Even the International Energy Agency (IEA) is a believer now. It recently forecast the United States would surpass Saudi Arabia as the world's number one oil producer by 2020.
Bakken Oil and the U.S. Economy
The surge in domestic oil production is of obvious benefit to the U.S. economy.
The U.S. Energy Information Administration (EIA) forecasts that U.S. oil imports will fall to their lowest in over 25 years next year. It says that oil imports would be only about 6 MMb/d in 2014, the lowest level since 1987. That is also less than half the peak for U.S. oil imports hit in 2004–07 period.
The EIA says one benefit of less imports and more domestic oil production include job growth in the oil industry. That can be best seen in the Bakken area of North Dakota, where the unemployment rate is a mere 1.8%!
Another benefit is that increased production acts as a shock absorber against any price increase from geopolitical tensions in the Middle East.
The Bakken can also be a boon for investors—and BNSF isn't the only company profiting from Bakken oil.
How to Play Bakken Oil Like Buffett
The railroad industry has been one of the main beneficiaries of the Bakken oil boom.
That is because there are not enough pipelines to move all of the oil produced to refineries that turn the oil into gasoline or some other product. Oil companies are using railroads and tank cars to transport much of the oil to refining companies such as Phillips 66 (NYSE:PSX) and Tesoro Corp. (NYSE:TSO).
This demand is forcing the industry to triple capacity for carrying crude oil over the next few years.
Buffett's BNSF is probably the best-positioned of the railroads, with capacity to move 1 MMb/d of oil from the Bakken. But it is not the only one. And since BNSF is now part of Berkshire Hathaway (NYSE: BRK.B), it is not a pure play.
Most of the North American railroad companies are benefiting from increasing shale oil production. But there is one railroad that is also benefiting from a sharp new management team in addition to the shale boom.
That railroad lies north of the border in Canada; Canadian Pacific (NYSE:CP). Next to BNSF, it is the best-positioned of the railroads to the Bakken oil fields.

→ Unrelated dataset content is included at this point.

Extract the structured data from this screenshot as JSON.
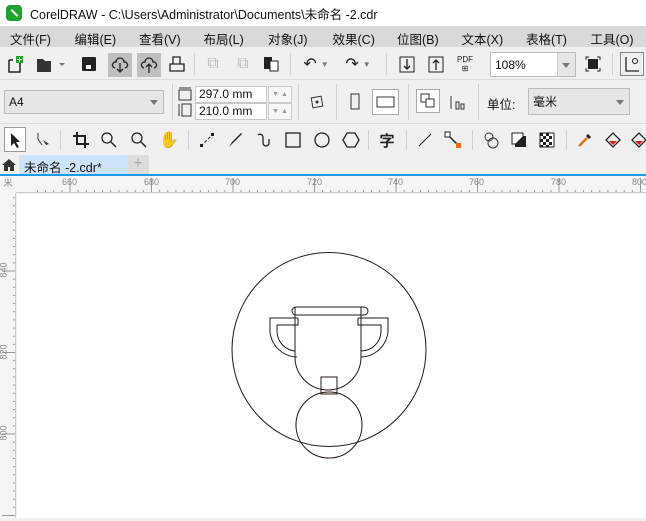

The company says it will boost crude-oil shipments by 40% this year, to 700,000 barrels per day
The company expects to meet its target this year of 70,000 carloads of crude oil annually. That is up from just 13,000 carloads in 2011.
And that will likely increase in the years ahead. Even if and when additional pipelines are built, railroads offer refineries much more flexibility than do pipelines. The company also has great access to specialized sand mined in Minnesota used in fracking the Bakken formation.
CP also is a winner in that it has very little exposure to the rapidly dwindling coal markets in North America, unlike some of its competitors like CSX or Norfolk Southern.
Finally, the new CEO of Canadian Pacific is Hunter Harrison. He turned CP's rival Canadian National Railway (NYSE:CNI) into the success it is today and is expected to do the same for Canadian Pacific.
All of this has caught some analysts' attention. Independent railroad analyst Tony Hatch told the Financial Times the energy markets are "a big win" for Canadian Pacific.
Citigroup analyst Christian Wetherbee stated recently to the Financial Times that CP might be the most interesting story in North American transport.
He may be right. Wonder what Warren Buffett thinks about this "other" Bakken oil play?